= Childress-Howard Motorsports =

Professional sports car racing team

Childress-Howard Motorsports is a professional sports car racing team competing in the Rolex Sports Car Series Daytona Prototype class.

==Howard Motorsports (2002-2007)==
The team campaigned two Daytona Prototypes throughout the season with a third car being added in select races. The No. 2 Citgo-sponsored Pontiac Crawford was driven by Milka Duno and Andy Wallace, while the team's No. 4 BOSS Snowplow Pontiac Crawford was piloted by the pairing of Elliott Forbes-Robinson and Butch Leitzinger. The third car, the No. 20 Citgo Pontiac Crawford, was generally driven by NASCAR driver Tony Stewart.

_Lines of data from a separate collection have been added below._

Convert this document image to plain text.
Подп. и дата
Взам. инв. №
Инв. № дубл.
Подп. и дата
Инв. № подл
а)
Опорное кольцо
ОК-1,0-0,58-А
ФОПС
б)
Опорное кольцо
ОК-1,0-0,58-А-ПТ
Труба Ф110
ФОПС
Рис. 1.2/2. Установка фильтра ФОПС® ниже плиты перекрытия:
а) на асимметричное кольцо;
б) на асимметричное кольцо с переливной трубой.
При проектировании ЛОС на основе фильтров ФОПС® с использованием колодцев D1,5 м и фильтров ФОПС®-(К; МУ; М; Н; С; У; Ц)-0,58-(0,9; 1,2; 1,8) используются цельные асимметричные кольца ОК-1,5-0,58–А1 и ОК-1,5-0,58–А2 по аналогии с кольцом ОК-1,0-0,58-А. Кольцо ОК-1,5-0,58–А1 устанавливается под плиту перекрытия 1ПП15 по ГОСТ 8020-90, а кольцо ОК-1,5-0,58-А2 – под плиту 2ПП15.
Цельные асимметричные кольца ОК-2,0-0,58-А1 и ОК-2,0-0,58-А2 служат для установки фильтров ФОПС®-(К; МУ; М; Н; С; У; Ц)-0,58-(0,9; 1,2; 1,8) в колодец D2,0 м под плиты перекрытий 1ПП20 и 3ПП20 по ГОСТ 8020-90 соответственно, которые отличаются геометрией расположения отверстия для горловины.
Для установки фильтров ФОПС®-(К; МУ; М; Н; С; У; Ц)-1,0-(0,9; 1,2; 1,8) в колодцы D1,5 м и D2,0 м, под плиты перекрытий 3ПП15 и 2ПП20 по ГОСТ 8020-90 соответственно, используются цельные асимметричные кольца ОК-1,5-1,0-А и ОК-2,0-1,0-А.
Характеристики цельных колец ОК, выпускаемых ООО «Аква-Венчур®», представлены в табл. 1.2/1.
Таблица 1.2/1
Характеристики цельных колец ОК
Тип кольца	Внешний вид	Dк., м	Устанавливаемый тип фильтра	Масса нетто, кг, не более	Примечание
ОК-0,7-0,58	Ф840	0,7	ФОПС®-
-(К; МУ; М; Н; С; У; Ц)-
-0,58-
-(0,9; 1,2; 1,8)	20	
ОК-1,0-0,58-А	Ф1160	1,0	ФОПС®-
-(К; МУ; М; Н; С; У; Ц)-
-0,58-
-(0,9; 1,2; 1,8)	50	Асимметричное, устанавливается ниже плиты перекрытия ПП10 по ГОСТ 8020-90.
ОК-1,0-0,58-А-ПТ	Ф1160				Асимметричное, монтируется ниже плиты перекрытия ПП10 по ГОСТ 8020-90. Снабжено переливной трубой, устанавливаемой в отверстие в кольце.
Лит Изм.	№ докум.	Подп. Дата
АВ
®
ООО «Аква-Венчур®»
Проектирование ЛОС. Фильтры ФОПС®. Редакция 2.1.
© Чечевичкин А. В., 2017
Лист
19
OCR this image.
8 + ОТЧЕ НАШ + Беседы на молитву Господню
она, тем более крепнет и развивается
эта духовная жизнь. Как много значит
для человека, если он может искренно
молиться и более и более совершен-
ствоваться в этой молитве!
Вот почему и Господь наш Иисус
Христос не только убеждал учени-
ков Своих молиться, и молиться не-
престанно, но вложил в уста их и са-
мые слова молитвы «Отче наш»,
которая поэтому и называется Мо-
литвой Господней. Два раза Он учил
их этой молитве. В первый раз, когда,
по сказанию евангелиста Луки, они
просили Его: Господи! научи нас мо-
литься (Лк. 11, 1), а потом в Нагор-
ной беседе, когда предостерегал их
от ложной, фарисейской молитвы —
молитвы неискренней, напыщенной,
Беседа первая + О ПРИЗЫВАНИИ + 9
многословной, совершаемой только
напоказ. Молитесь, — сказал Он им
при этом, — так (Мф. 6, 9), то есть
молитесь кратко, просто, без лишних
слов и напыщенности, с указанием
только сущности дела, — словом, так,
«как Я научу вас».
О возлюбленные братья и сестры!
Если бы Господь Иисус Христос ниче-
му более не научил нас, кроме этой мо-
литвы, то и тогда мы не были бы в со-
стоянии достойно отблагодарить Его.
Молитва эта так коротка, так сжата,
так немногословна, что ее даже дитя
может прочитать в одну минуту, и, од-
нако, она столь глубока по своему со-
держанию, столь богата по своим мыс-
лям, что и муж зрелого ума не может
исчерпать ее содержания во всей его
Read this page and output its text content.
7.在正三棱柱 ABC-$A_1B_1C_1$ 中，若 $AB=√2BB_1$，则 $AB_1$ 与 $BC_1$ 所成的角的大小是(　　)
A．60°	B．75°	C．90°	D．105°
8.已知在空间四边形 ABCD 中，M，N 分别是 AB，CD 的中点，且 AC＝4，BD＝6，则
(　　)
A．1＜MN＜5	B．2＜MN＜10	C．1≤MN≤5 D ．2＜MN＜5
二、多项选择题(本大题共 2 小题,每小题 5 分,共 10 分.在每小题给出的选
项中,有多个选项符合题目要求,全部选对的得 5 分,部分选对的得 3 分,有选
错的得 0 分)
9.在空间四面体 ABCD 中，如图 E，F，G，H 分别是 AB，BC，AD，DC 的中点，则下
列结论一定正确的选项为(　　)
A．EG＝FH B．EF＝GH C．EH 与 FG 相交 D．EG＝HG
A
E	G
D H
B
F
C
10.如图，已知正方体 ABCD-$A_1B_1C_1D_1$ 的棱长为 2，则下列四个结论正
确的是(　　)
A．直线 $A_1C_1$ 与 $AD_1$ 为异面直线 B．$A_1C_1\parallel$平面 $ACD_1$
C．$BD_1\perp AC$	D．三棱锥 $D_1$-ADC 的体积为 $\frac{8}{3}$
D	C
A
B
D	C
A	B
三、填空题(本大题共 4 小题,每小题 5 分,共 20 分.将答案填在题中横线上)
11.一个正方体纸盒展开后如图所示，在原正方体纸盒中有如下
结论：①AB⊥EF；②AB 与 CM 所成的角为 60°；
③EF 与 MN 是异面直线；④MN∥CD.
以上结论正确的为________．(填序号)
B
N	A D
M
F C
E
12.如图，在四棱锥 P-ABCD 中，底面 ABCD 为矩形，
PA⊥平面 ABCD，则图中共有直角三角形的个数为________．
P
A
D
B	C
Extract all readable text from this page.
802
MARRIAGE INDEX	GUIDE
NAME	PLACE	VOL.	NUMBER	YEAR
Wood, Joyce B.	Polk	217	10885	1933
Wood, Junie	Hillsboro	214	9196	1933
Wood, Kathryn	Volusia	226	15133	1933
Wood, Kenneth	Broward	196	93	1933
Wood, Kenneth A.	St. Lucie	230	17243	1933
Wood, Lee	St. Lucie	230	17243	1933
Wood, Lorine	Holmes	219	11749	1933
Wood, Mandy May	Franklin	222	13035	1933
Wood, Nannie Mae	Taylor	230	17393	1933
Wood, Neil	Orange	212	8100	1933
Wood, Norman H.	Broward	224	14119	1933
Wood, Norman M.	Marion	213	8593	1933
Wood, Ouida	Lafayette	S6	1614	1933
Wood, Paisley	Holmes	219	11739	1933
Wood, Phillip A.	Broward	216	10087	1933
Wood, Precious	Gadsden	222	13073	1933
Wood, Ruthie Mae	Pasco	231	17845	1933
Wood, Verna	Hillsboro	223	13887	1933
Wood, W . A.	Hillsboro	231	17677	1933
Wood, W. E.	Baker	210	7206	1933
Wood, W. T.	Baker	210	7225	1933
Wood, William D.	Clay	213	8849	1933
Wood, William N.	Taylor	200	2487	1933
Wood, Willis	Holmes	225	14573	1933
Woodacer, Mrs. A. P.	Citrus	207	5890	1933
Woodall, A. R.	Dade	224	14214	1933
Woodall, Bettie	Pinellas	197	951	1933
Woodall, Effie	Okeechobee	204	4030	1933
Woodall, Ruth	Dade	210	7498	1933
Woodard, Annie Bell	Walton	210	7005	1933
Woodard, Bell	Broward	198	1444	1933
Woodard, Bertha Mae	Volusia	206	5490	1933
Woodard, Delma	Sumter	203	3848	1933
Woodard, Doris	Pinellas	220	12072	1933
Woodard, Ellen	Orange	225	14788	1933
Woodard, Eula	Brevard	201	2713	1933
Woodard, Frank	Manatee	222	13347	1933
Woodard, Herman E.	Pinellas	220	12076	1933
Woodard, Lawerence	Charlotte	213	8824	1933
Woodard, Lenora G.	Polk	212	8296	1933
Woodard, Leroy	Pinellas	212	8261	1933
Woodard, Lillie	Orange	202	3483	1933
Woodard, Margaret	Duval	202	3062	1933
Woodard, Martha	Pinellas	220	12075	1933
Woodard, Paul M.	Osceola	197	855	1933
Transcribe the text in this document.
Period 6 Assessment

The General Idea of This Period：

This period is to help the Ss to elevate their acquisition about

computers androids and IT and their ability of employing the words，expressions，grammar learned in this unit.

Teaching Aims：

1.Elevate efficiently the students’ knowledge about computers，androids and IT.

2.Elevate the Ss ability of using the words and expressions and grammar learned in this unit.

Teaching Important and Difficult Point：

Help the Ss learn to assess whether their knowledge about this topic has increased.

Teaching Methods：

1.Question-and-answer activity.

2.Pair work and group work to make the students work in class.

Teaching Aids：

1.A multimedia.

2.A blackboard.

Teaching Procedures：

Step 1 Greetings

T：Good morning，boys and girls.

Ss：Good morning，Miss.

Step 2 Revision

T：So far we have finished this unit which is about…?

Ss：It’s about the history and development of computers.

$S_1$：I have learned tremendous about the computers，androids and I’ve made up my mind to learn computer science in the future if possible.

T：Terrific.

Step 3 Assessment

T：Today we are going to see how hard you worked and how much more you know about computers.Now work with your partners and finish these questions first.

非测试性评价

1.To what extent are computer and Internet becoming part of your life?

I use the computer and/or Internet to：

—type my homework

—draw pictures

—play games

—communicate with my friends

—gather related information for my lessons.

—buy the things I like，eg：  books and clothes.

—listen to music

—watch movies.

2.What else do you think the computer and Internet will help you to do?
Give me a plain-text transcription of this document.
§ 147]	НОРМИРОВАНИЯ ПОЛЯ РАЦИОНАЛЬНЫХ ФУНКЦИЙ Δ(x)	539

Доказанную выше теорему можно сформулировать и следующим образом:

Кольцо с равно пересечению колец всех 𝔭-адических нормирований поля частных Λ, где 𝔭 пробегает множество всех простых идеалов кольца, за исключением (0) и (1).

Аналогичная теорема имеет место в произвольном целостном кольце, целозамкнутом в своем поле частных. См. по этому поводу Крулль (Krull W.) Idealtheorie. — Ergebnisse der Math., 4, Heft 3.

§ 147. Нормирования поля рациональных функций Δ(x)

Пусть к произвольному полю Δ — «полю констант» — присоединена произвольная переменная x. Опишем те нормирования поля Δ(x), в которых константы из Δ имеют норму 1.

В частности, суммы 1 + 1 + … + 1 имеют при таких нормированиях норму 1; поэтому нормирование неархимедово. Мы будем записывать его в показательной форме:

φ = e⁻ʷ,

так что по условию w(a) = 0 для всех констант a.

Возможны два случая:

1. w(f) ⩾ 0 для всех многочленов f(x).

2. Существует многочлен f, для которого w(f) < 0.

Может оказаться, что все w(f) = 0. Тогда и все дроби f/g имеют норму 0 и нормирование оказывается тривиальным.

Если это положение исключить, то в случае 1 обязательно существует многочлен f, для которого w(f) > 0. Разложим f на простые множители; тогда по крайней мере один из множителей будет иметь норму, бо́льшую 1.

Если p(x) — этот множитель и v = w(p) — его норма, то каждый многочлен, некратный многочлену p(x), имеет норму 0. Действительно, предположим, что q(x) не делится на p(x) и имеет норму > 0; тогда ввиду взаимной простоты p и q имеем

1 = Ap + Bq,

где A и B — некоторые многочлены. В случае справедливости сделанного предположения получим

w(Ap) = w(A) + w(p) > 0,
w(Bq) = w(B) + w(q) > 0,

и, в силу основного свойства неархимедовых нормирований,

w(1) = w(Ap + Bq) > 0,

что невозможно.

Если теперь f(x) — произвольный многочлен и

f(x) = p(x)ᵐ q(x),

==Childress-Howard Motorsports (2008-)==
It was later announced in early 2007 that the team had partnered with NASCAR team Richard Childress Racing and will be called Childress-Howard Motorsports. The team ran a limited schedule in 2008 in preparation for a possible full season in 2009 and Wallace will be the full-time driver for the team. The only race that the team ran in 2008 was the Crown Royal 200 at Watkins Glen International with the next generation #4 AT&T Pontiac Crawford with Wallace and Andy Lally driving. The team started the race 13th and finished 19th out of the 20 cars entered.

Wallace will continue for the 2009 Rolex Sports Car Series season, and will be joined by Rob Finlay as full-time drivers of the #2 Crawford-Pontiac. At the Rolex 24 at Daytona, they will be joined by Childress' #07 NASCAR driver Casey Mears and IndyCar Series driver Danica Patrick.

The team receives factory backing from chassis constructor Crawford Composites.